I like to think the first people to see Jesus were Adam and Eve down in Hades, waiting to be led to Heaven. I know, it’s a little off topic and no biblical support for this…though our creed states he decended to the dead before he rose…so he must have seen someone first down there. :slight_smile:


#17

[quote=dancus]Hi here I am ready to wade in deep water. I’ve noticed we three seem the only remaining. I hope neither of you decide to pull out, best debate I’ve engaged in since I got back. The only person missing is Liberian. Remember the title, as to that the first his Mother.

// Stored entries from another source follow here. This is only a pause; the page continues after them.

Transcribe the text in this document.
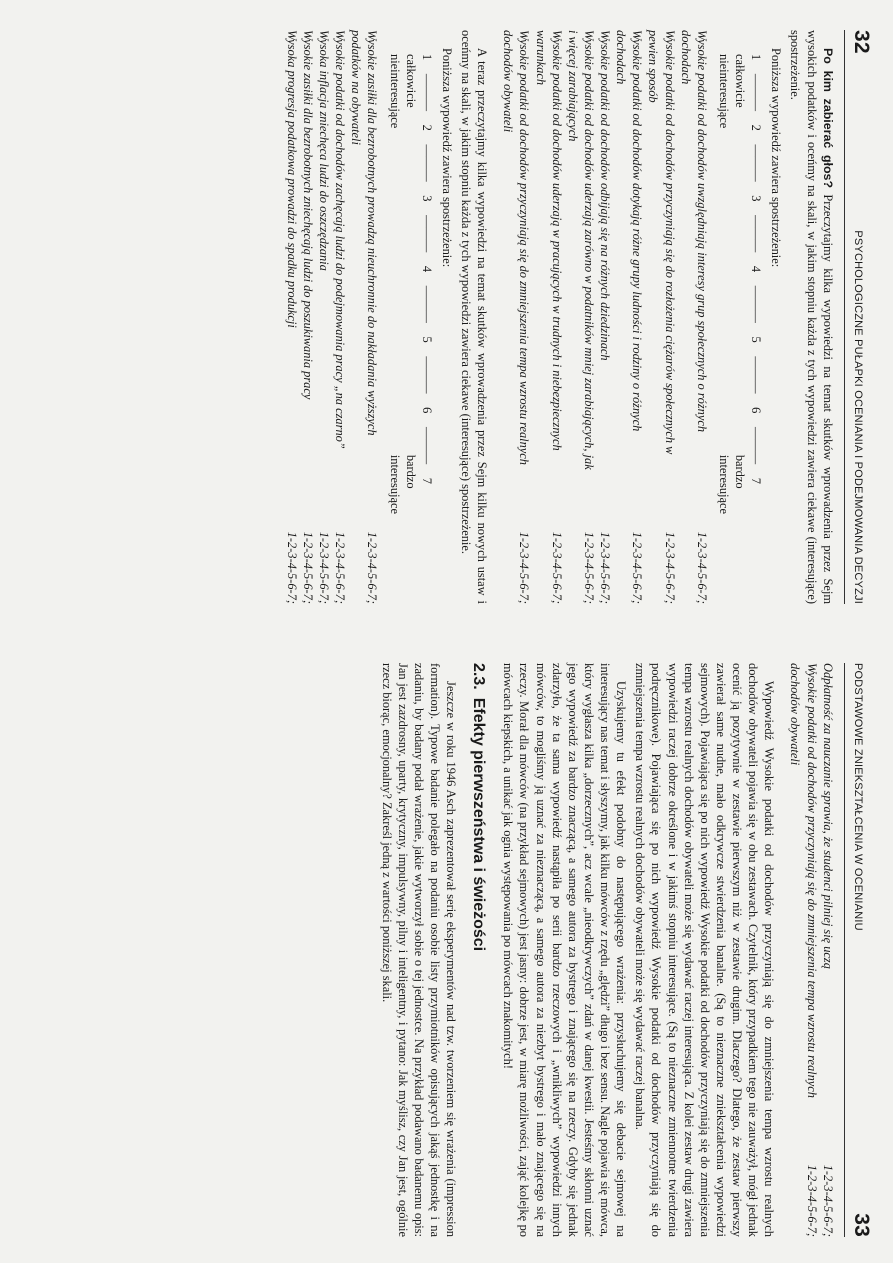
32
PSYCHOLOGICZNE PUŁAPKI OCENIANIA I PODEJMOWANIA DECYZJI

Po kim zabierać głos? Przeczytajmy kilka wypowiedzi na temat skutków wprowadzenia przez Sejm wysokich podatków i oceńmy na skali, w jakim stopniu każda z tych wypowiedzi zawiera ciekawe (interesujące) spostrzeżenie.

Poniższa wypowiedź zawiera spostrzeżenie:

1
———
2
———
3
———
4
———
5
———
6
———
7
całkowicie
nieinteresujące
bardzo
interesujące
Wysokie podatki od dochodów uwzględniają interesy grup społecznych o różnych dochodach
1-2-3-4-5-6-7;
Wysokie podatki od dochodów przyczyniają się do rozłożenia ciężarów społecznych w pewien sposób
1-2-3-4-5-6-7;
Wysokie podatki od dochodów dotykają różne grupy ludności i rodziny o różnych dochodach
1-2-3-4-5-6-7;
Wysokie podatki od dochodów odbijają się na różnych dziedzinach
1-2-3-4-5-6-7;
Wysokie podatki od dochodów uderzają zarówno w podatników mniej zarabiających, jak i więcej zarabiających
1-2-3-4-5-6-7;
Wysokie podatki od dochodów uderzają w pracujących w trudnych i niebezpiecznych warunkach
1-2-3-4-5-6-7;
Wysokie podatki od dochodów przyczyniają się do zmniejszenia tempa wzrostu realnych dochodów obywateli
1-2-3-4-5-6-7;

A teraz przeczytajmy kilka wypowiedzi na temat skutków wprowadzenia przez Sejm kilku nowych ustaw i oceńmy na skali, w jakim stopniu każda z tych wypowiedzi zawiera ciekawe (interesujące) spostrzeżenie.

Poniższa wypowiedź zawiera spostrzeżenie:

1
———
2
———
3
———
4
———
5
———
6
———
7
całkowicie
nieinteresujące
bardzo
interesujące
Wysokie zasiłki dla bezrobotnych prowadzą nieuchronnie do nakładania wyższych podatków na obywateli
1-2-3-4-5-6-7;
Wysokie podatki od dochodów zachęcają ludzi do podejmowania pracy „na czarno”
1-2-3-4-5-6-7;
Wysoka inflacja zniechęca ludzi do oszczędzania
1-2-3-4-5-6-7;
Wysokie zasiłki dla bezrobotnych zniechęcają ludzi do poszukiwania pracy
1-2-3-4-5-6-7;
Wysoka progresja podatkowa prowadzi do spadku produkcji
1-2-3-4-5-6-7;
PODSTAWOWE ZNIEKSZTAŁCENIA W OCENIANIU
33
Odpłatność za nauczanie sprawia, że studenci pilniej się uczą
1-2-3-4-5-6-7;
Wysokie podatki od dochodów przyczyniają się do zmniejszenia tempa wzrostu realnych dochodów obywateli
1-2-3-4-5-6-7;

Wypowiedź Wysokie podatki od dochodów przyczyniają się do zmniejszenia tempa wzrostu realnych dochodów obywateli pojawia się w obu zestawach. Czytelnik, który przypadkiem tego nie zauważył, mógł jednak ocenić ją pozytywnie w zestawie pierwszym niż w zestawie drugim. Dlaczego? Dlatego, że zestaw pierwszy zawierał same nudne, mało odkrywcze stwierdzenia banalne. (Są to nieznaczne zniekształcenia wypowiedzi sejmowych). Pojawiająca się po nich wypowiedź Wysokie podatki od dochodów przyczyniają się do zmniejszenia tempa wzrostu realnych dochodów obywateli może się wydawać raczej interesująca. Z kolei zestaw drugi zawiera wypowiedzi raczej dobrze określone i w jakimś stopniu interesujące. (Są to nieznaczne zmiennotne twierdzenia podręcznikowe). Pojawiająca się po nich wypowiedź Wysokie podatki od dochodów przyczyniają się do zmniejszenia tempa wzrostu realnych dochodów obywateli może się wydawać raczej banalna.

Uzyskujemy tu efekt podobny do następującego wrażenia: przysłuchujemy się debacie sejmowej na interesujący nas temat i słyszymy, jak kilku mówców z rzędu „ględzi” długo i bez sensu. Nagle pojawia się mówca, który wygłasza kilka „dorzecznych”, acz wcale „nieodkrywczych” zdań w danej kwestii. Jesteśmy skłonni uznać jego wypowiedź za bardzo znaczącą, a samego autora za bystrego i znającego się na rzeczy. Gdyby się jednak zdarzyło, że ta sama wypowiedź nastąpiła po serii bardzo rzeczowych i „wnikliwych” wypowiedzi innych mówców, to mogliśmy ją uznać za nieznaczącą, a samego autora za niezbyt bystrego i mało znającego się na rzeczy. Morał dla mówców (na przykład sejmowych) jest jasny: dobrze jest, w miarę możliwości, zająć kolejkę po mówcach kiepskich, a unikać jak ognia występowania po mówcach znakomitych!

2.3.Efekty pierwszeństwa i świeżości

Jeszcze w roku 1946 Asch zaprezentował serię eksperymentów nad tzw. tworzeniem się wrażenia (impression formation). Typowe badanie polegało na podaniu osobie listy przymiotników opisujących jakąś jednostkę i na zadaniu, by badany podał wrażenie, jakie wytworzył sobie o tej jednostce. Na przykład podawano badanemu opis: Jan jest zazdrosny, uparty, krytyczny, impulsywny, pilny i inteligentny, i pytano: Jak myślisz, czy Jan jest, ogólnie rzecz biorąc, emocjonalny? Zakreśl jedną z wartości poniższej skali.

I know, the Synoptic Books don’t make mention. However, consider this, for a Jewish male of that time it was the custom and it would have been in private. St. Mary was in deep mourning. On the other hand, they may have assumed since it was a wide-spread custom, it was understood. Now you may come back at me with a zinger! That being, Luke was writing for the Gentiles. that is certainly true, also true Luke was a second generation christian. Again thank you both for an interesting debate. I eagerly await both your answers. Dan
[/quote]

No need to go into deep water. My comments only related to what was actually spelled out in the gospels. I tend to think that the “many women who followed Jesus from Galilee” most likely included Mary Magdalene and lots of other women who are mentioned in various verses in the gospels and I feel they were probably all there with Mary the mother of Jesus at the crucifixion.


#18

i thought this thread was about the apparent discrepancy between Paul and the Gospels’ resurrection accounts. No???


#19

[quote=whowantsumadebo]i thought this thread was about the apparent discrepancy between Paul and the Gospels’ resurrection accounts. No???
[/quote]

You are right but a little digression doesn’t hurt.


#20

[quote=StCsDavid]I like to think the first people to see Jesus were Adam and Eve down in Hades, waiting to be led to Heaven. I know, it’s a little off topic and no biblical support for this…though our creed states he decended to the dead before he rose…so he must have seen someone first down there. :slight_smile:
[/quote]

Not a problem with me. Jesus did indeed decend to all the people who existed before the flood. I don’t espouse the idea He decended into Hades. I believe it would be more on the lines of Limbo. A state of perpetual happiness, but the inhabitants never saw the face of God. I really coulsn’t say if Limbo is a viable option in Church teaching any longer. It was the place for infants who died before they could be Baptized. I digress, Jesus taught those from before the flood. Whether they were then released to meet God and be judged? I don’t know but believe that was the reason for His decent.